A propósito do trabalho no Público sobre as potenciais consequências na já baixa taxa de natalidade que os cortes nos abonos de família podem implicar, algumas notas. Portugal é na Europa a 15 o penúltimo país em investimento nos apoios às famílias. O nosso valor representa 1,2% do PIB enquanto a média é de 2,1%. É certo que os tempos são de crise e de dificuldade na despesa pública mas considerando o inverno demográfico e as dificuldades que muitas famílias enfrentam que, muitas vezes, são foco de desestabilização, o investimento em apoios às famílias seria seguramente um investimento reprodutivo, o melhor dos investimentos.
Neste universo, sabemos, já o referi várias vezes aqui no Atenta Inquietude, que os salários baixos são uma das razões que “obrigam” a que as famílias revejam em baixa, como agora se diz, os projectos relativos a filhos. Por outro lado, Portugal tem um dos mais elevados custos de equipamentos e serviços para crianças o que, naturalmente, é igualmente um obstáculo para projectos de vida que envolvam filhos.
As mulheres portuguesas são das que mais tempo trabalham fora de casa. Além disso, não pode esquecer-se a discriminação salarial de que muitas mulheres, sobretudo em áreas de menor qualificação, são ainda alvo e a forma como a legislação laboral e a sua “flexibilização” as deixam mais desprotegidas. São conhecidas muitas histórias sobre casos de entrevistas de selecção em que se inquirirem as mulheres sobre a intenção de ter filhos, sobre casos de implicações laborais negativas por gravidez e maternidade, sobre situações em que as mulheres são pressionadas para não usarem a licença de maternidade até ao limite, etc.

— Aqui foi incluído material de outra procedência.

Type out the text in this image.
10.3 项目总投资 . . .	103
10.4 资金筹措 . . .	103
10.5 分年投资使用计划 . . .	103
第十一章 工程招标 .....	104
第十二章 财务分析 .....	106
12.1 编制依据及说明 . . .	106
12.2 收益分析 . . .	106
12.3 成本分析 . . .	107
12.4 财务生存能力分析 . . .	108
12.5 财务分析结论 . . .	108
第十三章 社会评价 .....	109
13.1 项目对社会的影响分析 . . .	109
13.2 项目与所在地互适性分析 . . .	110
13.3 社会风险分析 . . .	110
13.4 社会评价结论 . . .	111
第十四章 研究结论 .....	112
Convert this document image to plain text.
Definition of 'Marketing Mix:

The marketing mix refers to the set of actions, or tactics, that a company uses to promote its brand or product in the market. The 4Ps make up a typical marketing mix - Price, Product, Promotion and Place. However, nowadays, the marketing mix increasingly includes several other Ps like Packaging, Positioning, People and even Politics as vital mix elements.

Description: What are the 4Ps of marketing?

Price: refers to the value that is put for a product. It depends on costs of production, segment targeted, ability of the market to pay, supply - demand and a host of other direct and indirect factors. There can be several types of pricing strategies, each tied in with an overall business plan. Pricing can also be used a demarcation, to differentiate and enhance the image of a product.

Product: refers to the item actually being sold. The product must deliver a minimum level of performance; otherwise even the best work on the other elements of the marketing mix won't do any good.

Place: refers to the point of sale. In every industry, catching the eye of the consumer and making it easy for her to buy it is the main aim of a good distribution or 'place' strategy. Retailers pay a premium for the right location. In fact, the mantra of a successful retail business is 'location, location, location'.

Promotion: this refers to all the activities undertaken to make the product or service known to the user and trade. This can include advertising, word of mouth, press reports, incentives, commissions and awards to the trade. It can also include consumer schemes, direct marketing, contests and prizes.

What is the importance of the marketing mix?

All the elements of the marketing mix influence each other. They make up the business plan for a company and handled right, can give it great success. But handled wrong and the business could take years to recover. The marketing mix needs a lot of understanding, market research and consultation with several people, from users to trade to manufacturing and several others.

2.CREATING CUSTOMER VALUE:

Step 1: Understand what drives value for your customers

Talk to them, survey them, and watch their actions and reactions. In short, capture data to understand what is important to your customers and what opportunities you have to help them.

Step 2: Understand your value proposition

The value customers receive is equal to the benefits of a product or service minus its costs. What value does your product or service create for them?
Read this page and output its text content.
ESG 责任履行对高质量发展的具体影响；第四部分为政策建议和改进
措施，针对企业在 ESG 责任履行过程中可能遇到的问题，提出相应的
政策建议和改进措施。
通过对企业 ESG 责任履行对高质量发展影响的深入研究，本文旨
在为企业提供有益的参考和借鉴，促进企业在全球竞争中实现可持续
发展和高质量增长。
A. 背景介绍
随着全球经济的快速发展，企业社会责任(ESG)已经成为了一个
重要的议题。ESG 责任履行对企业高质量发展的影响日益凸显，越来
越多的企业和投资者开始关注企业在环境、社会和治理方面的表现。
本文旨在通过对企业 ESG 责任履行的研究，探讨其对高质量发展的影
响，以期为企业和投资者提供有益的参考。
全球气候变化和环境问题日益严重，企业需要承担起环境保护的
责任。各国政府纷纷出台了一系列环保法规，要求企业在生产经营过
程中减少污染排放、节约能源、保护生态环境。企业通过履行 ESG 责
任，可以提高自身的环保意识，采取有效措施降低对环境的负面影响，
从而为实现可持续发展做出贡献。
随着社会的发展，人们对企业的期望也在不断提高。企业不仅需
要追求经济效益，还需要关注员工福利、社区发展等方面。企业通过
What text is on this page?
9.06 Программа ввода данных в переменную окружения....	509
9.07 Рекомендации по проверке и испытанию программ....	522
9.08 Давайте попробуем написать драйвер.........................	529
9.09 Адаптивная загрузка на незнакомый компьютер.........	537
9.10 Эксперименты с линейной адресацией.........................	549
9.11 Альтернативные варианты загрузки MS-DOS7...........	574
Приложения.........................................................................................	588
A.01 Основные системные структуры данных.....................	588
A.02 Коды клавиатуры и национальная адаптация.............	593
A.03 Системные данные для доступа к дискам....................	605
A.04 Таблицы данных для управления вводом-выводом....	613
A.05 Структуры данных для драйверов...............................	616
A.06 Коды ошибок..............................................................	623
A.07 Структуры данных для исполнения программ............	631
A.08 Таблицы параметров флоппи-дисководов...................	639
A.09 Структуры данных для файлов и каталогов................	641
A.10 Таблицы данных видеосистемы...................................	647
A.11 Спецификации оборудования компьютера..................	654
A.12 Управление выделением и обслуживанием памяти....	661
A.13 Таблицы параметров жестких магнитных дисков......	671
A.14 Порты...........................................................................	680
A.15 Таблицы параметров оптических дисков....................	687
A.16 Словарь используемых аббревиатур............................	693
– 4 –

Toda esta situação torna urgente a definição de políticas de apoio à família com impactos a curto e médio prazo como, por exemplo, a acessibilidade aos equipamentos e serviços para a infância com o alargamento da resposta pública de creche e educação pré-escolar, cuja oferta está abaixo da meta estabelecida. Parece também importante a existência de serviços, por exemplo, nos Centros de Saúde de apoio e mediação familiar. É importante combater a discriminação salarial e de condições de trabalho através de qualificação e fiscalização adequadas.
Pode parecer disparate mas acho que se poderia investir na construção de redes comunitárias de apoio e guarda das crianças, aproveitando, por exemplo, os seniores que estão sós, desocupados e cheios de vontade de ser úteis a “filhos” e a “netos” que deles precisem. Este caminho parece bem mais eficaz que a atribuição de 200 € para a criação de contas a prazo mobilizáveis após 18 anos.
Do meu ponto de vista, o corte nos abonos de família, independentemente do impacto real em cada agregado familiar representa fundamentalmente um sinal errado em matéria de apoio às famílias e a projectos de vida que incluam filhos.